Patient transport has been thrown into chaos in Sussex. The Clinical Commissioning Groups for the county decided to take patient transport away from the ambulance trust, South East Coast Ambulance Service (SECAmb), and give the £63.5 million contract to private company Coperforma. This contract is for the non-emergency transport services that take patients to and from appointments.
Coperforma’s website proclaims that it is “transforming hospital transport”. Its chairman, John Porter, boasts that he also chairs a company called Sinocare, “which owns and operates hospitals in the People’s Republic of China and aims to raise the standard of health care for the Chinese middle class”. John Porter is the son of Dame Shirley Porter, fined £12.3 million for using Westminster council’s housing policies to rig votes.

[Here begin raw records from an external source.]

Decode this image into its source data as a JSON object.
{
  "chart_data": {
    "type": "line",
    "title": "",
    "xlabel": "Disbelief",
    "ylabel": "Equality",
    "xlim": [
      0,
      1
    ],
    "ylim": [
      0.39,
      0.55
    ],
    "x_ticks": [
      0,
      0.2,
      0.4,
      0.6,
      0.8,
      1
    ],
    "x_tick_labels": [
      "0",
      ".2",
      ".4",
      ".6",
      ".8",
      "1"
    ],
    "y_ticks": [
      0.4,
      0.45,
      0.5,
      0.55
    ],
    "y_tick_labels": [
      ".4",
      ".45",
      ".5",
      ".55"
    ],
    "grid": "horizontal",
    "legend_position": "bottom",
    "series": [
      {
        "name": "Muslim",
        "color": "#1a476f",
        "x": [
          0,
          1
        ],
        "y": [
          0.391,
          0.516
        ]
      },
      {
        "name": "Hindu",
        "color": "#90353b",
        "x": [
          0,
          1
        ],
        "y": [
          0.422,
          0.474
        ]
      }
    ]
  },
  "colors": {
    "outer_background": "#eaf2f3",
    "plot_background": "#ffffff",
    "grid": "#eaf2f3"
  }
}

The transformation has been thorough. SECAmb used to handle 25,000 patient journeys a month, but in the first two weeks of the contract Coperforma managed only 6,100. Patients and staff have been at their wits’ end. Booked transport failed to arrive, patients were left stranded at hospitals and staff had to arrange taxis to transport them home. Calls to Coperforma’s call centre from desperate patients and NHS staff went unanswered.
Dialysis and cancer patients
Non-emergency patient transport is an important undertaking. It includes taking renal patients to dialysis and cancer patients for radiotherapy appointments. If patients miss their appointments or are delayed, the consequences can be serious, and sometimes fatal.
Coperforma had the nerve to try to put the blame for the chaos onto SECAmb, saying that the ambulance trust had not transferred data on appointments, a claim SECAmb was easily able to refute. The chaos continues. It is rumoured that large numbers of staff have left Coperforma’s call centre. And now GMB members transferred from SECAmb to Coperforma are balloting on strike action since Coperforma has derecognised their union.